Powerful blizzard Nemo — predicted to be the biggest winter storm in a century in some cities — was bringing heavy snow to the Northeast on Friday morning, interfering with travel and school and basically causing chaos.
Wait. Nemo? Isn’t that the cuddly Disney/Pixar fish?
The Weather Channel chose the name, and its website helpfully defines it. “Nemo: A Greek boy’s name meaning ‘from the valley,’ means ‘nobody’ in Latin.” But to the rest of us, Nemo is the adorable clownfish with the overprotective single dad.
Only outside the Nemo zone do people have time to ponder this blizzard name. Friday morning brought a beehive of activity to the Northeast, according to media reports, as residents stockpiled supplies and tried to get where they wanted to go before mass transit was suspended.
NASA Goddard Images tweeted a remarkable photo Friday morning, noting that “this winter nor’easter is looking massive.”

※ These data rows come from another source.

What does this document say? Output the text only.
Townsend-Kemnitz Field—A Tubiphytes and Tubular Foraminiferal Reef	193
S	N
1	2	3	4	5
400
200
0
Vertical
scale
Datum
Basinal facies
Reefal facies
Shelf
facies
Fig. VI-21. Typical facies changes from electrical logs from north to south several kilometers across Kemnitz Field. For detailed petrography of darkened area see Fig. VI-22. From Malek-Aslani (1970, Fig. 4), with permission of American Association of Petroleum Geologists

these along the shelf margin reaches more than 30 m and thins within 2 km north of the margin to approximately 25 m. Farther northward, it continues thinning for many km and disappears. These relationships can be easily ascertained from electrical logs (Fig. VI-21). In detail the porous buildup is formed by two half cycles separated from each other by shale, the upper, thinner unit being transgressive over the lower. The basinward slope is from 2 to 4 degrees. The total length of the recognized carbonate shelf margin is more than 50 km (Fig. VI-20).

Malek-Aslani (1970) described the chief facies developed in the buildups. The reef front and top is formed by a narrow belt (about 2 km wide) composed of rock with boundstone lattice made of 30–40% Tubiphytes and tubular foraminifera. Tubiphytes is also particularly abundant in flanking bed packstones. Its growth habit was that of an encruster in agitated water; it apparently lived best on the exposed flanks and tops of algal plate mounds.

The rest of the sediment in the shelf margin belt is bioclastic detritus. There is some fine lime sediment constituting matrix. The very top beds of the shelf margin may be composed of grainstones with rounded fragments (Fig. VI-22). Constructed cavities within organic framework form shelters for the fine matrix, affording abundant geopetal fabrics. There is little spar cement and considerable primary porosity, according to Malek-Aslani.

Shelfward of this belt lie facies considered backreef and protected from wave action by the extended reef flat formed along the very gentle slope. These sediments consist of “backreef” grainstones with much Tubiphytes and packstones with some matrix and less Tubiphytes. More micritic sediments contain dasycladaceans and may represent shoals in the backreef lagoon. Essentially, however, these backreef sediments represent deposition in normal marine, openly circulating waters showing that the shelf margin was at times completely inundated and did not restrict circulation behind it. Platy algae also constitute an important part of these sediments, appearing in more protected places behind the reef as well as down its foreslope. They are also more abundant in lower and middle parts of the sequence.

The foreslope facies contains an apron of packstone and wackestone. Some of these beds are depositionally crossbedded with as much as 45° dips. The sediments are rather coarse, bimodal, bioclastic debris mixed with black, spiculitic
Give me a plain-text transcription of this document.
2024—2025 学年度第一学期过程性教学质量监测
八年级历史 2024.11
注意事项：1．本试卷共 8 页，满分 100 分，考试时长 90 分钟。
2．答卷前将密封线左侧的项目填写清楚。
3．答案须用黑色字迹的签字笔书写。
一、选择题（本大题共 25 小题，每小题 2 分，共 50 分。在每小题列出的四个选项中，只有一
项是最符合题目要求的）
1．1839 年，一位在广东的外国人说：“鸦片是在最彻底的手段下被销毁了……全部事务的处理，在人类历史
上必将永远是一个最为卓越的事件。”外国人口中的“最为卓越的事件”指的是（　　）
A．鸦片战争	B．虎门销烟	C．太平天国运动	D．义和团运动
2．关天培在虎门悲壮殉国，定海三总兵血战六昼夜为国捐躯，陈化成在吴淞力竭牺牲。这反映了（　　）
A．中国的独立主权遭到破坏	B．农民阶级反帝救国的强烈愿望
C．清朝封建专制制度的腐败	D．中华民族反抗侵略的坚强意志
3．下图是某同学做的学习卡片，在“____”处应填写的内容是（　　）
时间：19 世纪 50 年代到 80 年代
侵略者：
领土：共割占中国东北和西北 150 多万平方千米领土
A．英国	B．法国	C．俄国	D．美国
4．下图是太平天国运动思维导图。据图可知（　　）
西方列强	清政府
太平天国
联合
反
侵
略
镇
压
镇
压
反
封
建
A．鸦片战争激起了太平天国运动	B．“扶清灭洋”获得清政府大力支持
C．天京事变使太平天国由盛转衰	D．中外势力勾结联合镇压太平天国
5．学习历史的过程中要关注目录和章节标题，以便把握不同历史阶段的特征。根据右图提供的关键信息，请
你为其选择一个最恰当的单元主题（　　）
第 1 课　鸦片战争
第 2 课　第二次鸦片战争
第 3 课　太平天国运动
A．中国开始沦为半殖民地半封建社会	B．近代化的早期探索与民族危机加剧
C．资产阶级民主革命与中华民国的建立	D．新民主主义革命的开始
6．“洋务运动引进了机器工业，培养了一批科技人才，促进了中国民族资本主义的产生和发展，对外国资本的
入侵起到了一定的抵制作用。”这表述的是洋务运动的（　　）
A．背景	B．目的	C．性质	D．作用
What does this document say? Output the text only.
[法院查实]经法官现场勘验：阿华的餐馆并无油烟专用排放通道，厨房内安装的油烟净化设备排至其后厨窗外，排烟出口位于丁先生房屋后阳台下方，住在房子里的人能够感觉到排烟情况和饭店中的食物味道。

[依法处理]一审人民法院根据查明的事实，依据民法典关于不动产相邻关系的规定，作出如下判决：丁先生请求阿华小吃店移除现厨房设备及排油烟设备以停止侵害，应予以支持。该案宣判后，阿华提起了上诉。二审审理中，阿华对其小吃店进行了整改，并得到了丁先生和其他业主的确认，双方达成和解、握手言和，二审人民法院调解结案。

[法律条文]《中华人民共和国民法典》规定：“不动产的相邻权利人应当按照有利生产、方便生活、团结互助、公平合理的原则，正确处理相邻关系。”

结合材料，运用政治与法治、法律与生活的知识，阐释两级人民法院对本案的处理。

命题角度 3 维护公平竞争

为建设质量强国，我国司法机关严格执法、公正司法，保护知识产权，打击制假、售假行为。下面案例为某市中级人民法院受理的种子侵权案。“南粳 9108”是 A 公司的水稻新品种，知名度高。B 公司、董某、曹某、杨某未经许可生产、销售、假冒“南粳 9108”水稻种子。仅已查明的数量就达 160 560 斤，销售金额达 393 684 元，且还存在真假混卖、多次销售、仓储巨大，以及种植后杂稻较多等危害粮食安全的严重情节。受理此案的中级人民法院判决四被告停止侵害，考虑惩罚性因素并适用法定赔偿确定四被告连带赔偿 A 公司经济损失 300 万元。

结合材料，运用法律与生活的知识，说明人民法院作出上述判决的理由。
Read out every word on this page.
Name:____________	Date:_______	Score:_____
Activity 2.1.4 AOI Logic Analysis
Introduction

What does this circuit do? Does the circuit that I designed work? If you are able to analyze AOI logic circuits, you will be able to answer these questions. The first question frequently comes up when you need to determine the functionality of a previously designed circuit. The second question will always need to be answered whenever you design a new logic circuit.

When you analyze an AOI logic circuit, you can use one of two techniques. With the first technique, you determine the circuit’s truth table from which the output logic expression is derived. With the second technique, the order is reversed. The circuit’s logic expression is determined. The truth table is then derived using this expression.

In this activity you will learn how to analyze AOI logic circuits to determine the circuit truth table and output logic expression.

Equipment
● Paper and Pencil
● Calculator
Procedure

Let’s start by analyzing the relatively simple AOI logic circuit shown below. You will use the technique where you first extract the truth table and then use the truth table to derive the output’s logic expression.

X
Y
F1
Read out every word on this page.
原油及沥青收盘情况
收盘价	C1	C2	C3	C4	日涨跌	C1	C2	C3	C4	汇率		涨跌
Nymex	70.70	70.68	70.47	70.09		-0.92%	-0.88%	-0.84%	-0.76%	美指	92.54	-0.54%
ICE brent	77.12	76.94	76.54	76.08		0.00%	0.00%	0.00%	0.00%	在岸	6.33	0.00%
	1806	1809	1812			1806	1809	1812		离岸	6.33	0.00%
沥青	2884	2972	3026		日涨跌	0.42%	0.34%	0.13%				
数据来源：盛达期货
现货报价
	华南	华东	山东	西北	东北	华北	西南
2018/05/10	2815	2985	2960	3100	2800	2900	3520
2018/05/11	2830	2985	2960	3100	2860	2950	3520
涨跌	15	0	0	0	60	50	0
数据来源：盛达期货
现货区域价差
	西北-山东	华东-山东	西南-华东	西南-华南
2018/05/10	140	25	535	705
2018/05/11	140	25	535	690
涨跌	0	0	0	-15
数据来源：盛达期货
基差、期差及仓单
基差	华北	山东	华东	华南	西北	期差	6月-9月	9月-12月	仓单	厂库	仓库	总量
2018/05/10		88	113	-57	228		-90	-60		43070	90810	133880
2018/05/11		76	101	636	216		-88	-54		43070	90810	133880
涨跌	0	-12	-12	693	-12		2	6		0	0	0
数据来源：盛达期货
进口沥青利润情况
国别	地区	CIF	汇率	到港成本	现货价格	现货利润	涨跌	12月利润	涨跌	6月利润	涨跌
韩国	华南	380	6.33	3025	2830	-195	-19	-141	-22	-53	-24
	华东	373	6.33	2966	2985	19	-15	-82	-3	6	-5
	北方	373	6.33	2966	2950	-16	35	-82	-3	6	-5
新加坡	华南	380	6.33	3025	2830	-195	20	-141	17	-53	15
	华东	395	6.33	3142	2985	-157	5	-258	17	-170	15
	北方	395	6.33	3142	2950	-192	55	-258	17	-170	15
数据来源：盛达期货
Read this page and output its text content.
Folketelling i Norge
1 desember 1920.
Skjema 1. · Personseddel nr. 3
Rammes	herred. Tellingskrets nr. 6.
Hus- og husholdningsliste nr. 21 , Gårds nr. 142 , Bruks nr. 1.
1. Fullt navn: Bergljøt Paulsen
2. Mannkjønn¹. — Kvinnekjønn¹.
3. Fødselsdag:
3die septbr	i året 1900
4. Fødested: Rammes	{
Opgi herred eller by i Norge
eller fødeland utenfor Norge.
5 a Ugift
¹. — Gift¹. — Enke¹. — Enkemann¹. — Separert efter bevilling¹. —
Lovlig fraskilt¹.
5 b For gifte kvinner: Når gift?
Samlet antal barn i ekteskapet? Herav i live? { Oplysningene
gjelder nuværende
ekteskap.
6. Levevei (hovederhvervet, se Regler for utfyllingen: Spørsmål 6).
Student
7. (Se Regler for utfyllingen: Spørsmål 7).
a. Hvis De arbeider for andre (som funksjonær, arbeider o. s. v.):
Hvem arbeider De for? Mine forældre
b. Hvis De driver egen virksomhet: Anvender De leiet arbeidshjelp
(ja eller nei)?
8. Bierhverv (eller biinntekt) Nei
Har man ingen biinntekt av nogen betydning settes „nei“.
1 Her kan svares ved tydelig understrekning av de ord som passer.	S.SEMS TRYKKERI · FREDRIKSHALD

The impending storm — expected to hit Friday afternoon — is being compared to an infamous 1978 blizzard. That snowfall from that whopper of a storm was cited in the deaths of 100 people, the Los Angeles Times’ Michael Muskal reported Thursday.
But how can Nemo possibly be a killer?
The Weather Channel says on its website that the reason it names storms is to “better communicate the threat and timing of the significant impacts that accompany these events.” A storm with a name is easier to follow, the site says.
Social media seem to have no problem with Nemo the blizzard. Fledgling Twitter account @Nemopocalypse shows an orange fish in a hood. One tweet: ” ‘Nemo’ spelled backwards is a bad joke.” And #nemo is a busy hashtag. Gov. Chris Christie used it when imploring folks to “please be safe out there today.”
The New York mayor’s office tweeted:
It’s not just the Weather Channel that has trouble naming storms. When the National Oceanic and Atmospheric Administration named a tropical storm “Debby,” there were grumblings.
From the L.A. Times’ Rene Lynch:
“The labeling and naming of hurricanes is a long-held practice that helps ease communication and tracking — especially when two or more tropical storms occur at the same time, according to the National Oceanic and Atmospheric Administration.
“It’s more art than science, however, and can be fraught with controversy.
“There is something about Debby — perhaps it’s the perky y at the end, reminiscent of a pigtailed schoolgirl practicing penmanship — that strikes many as being particularly ill-suited for a deadly storm.”
For now it seems we’re stuck with Nemo, but remember that superstorm Sandy (a mite too perky for that horrid event) began life as Frankenstorm.